How VirtuSwap accelerates their pandas-based trading simulations with an Amazon SageMaker Studio custom container and AWS GPU instances

TutoSartup excerpt from this article:
Due to the flexibility of SageMaker Studio, they decided to use it for their simulation as well, taking advantage of Amazon SageMaker custom images, which allow VirtuSwap to bring their own custom libraries and software needed, such as cuDF… In the following sections, we share the step-by-step…

This post is written in collaboration with Dima Zadorozhny and Fuad Babaev from VirtuSwap.

VirtuSwap is a startup company developing innovative technology for decentralized exchange of assets on blockchains. VirtuSwap’s technology provides more efficient trading for assets that don’t have a direct pair between them. The absence of a direct pair leads to costly indirect trading, meaning that two or more trades are required to complete a desired swap, leading to double or triple trading costs. VirtuSwap’s Reserve-based Virtual Pools technology solves the problem by making every trade direct, saving up to 50% of trading costs. Read more at virtuswap.io.

In this post, we share how VirtuSwap used the bring-your-own-container feature in Amazon SageMaker Studio to build a robust environment to host their GPU-intensive simulations to solve linear optimization problems.

The challenge

The VirtuSwap Minerva engine creates recommendations for optimal distribution of liquidity between different liquidity pools, while taking into account multiple parameters, such as trading volumes, current market liquidity, and volatilities of traded assets, constrained by a total amount of liquidity available for distribution. To provide these recomndations, VirtuSwap Minerva uses thousands of historical trading pairs to simulate their run through various liquidity configurations to find the optimal distribution of liquidity, pool fees, and more.

The initial implementation was coded using pandas dataframes. However, as the simulation data grew, the runtime nearly quadrupled, along with the size of the problem. The result of this was that iterations slowed down and it was almost impossible to run larger dimensionality tasks. VirtuSwap realized that they needed to use GPU instances for the simulation to allow faster results.

VirtuSwap needed a GPU-compatible pandas-like library to run their simulation and chose cuDF, a GPU DataFrame library by Rapids. cuDF is used for loading, joining, aggregating, filtering, and otherwise manipulating data, in a pandas-like API that accelerates the work on dataframes, using CUDA for significantly faster performance than pandas.

Solution overview

VirtuSwap chose SageMaker Studio for end-to-end development, starting with iterative, interactive development in notebooks. Due to the flexibility of SageMaker Studio, they decided to use it for their simulation as well, taking advantage of Amazon SageMaker custom images, which allow VirtuSwap to bring their own custom libraries and software needed, such as cuDF. The following diagram illustrates the solution workflow.

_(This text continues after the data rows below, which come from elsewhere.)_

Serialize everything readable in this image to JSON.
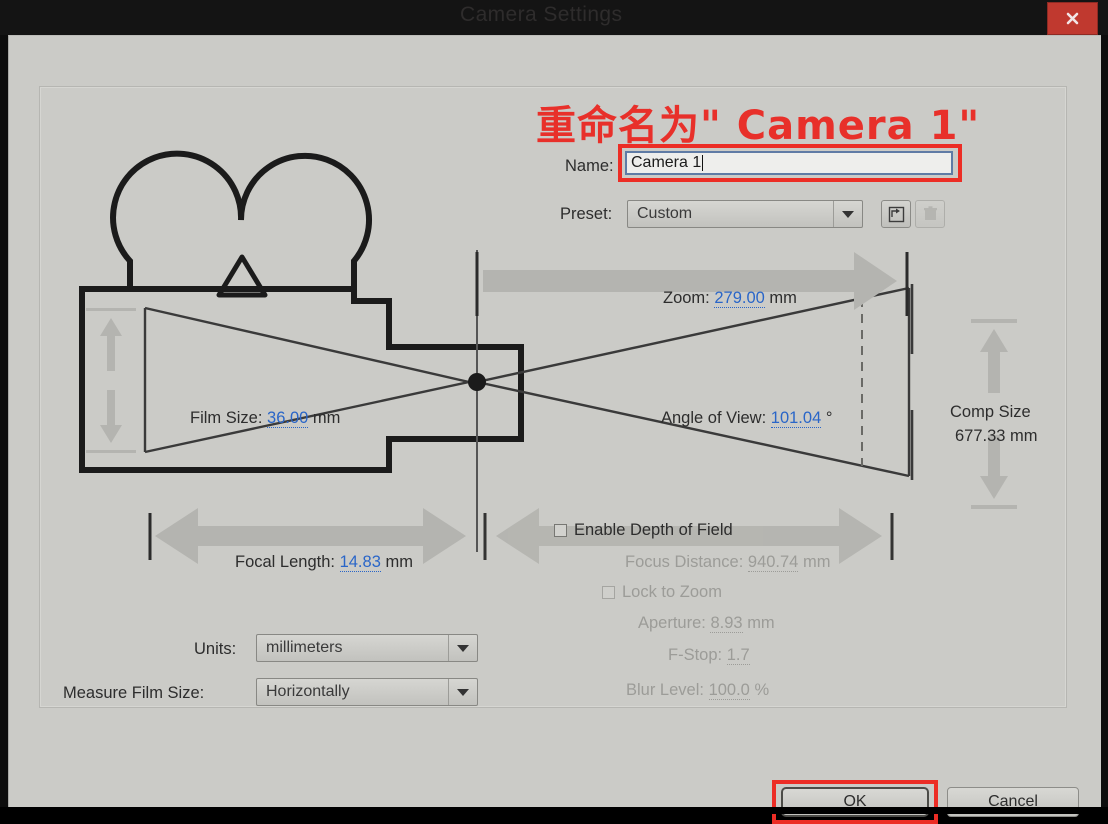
{
  "window": {
    "title": "Camera Settings",
    "close_icon": "close-icon"
  },
  "annotation": {
    "text": "重命名为\" Camera 1\"",
    "color": "#e8302a"
  },
  "form": {
    "name_label": "Name:",
    "name_value": "Camera 1",
    "preset_label": "Preset:",
    "preset_value": "Custom",
    "preset_save_icon": "save-preset-icon",
    "preset_delete_icon": "delete-preset-icon"
  },
  "diagram": {
    "zoom_label": "Zoom:",
    "zoom_value": "279.00",
    "zoom_unit": "mm",
    "film_size_label": "Film Size:",
    "film_size_value": "36.00",
    "film_size_unit": "mm",
    "angle_of_view_label": "Angle of View:",
    "angle_of_view_value": "101.04",
    "angle_of_view_unit": "°",
    "comp_size_label": "Comp Size",
    "comp_size_value": "677.33 mm",
    "focal_length_label": "Focal Length:",
    "focal_length_value": "14.83",
    "focal_length_unit": "mm",
    "focus_distance_label": "Focus Distance:",
    "focus_distance_value": "940.74",
    "focus_distance_unit": "mm"
  },
  "depth_of_field": {
    "enable_label": "Enable Depth of Field",
    "enable_checked": false,
    "lock_label": "Lock to Zoom",
    "lock_checked": false,
    "aperture_label": "Aperture:",
    "aperture_value": "8.93",
    "aperture_unit": "mm",
    "fstop_label": "F-Stop:",
    "fstop_value": "1.7",
    "blur_label": "Blur Level:",
    "blur_value": "100.0",
    "blur_unit": "%"
  },
  "options": {
    "units_label": "Units:",
    "units_value": "millimeters",
    "measure_label": "Measure Film Size:",
    "measure_value": "Horizontally"
  },
  "footer": {
    "ok_label": "OK",
    "cancel_label": "Cancel"
  },
  "colors": {
    "dialog_bg": "#cbcbc7",
    "accent_number": "#2a66c8",
    "annotation_red": "#e8302a",
    "close_red": "#c0392f"
  }
}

In the following sections, we share the step-by-step instructions to build and use a Rapids cuDF image in SageMaker.

Prerequisites

To run this step-by-step guide, you need an AWS account with permissions to SageMaker, Amazon Elastic Container Registry (Amazon ECR), AWS Identity and Access Management (IAM), and AWS CodeBuild. In addition, you need to have a SageMaker domain ready.

Create IAM roles and policies

For the build process of SageMaker custom notebooks, we used AWS CloudShell, which provides all the required packages to build the custom image. In CloudShell, we used SageMaker Docker Build, a CLI for building Docker images for and in SageMaker Studio. The CLI can create the repository in Amazon ECR and build the container using CodeBuild. For that, we need to provide the tool an IAM role with proper permissions. Complete the following steps:

Sign in to the AWS Management Console and open the IAM console.
In the navigation pane on the left, choose Policies.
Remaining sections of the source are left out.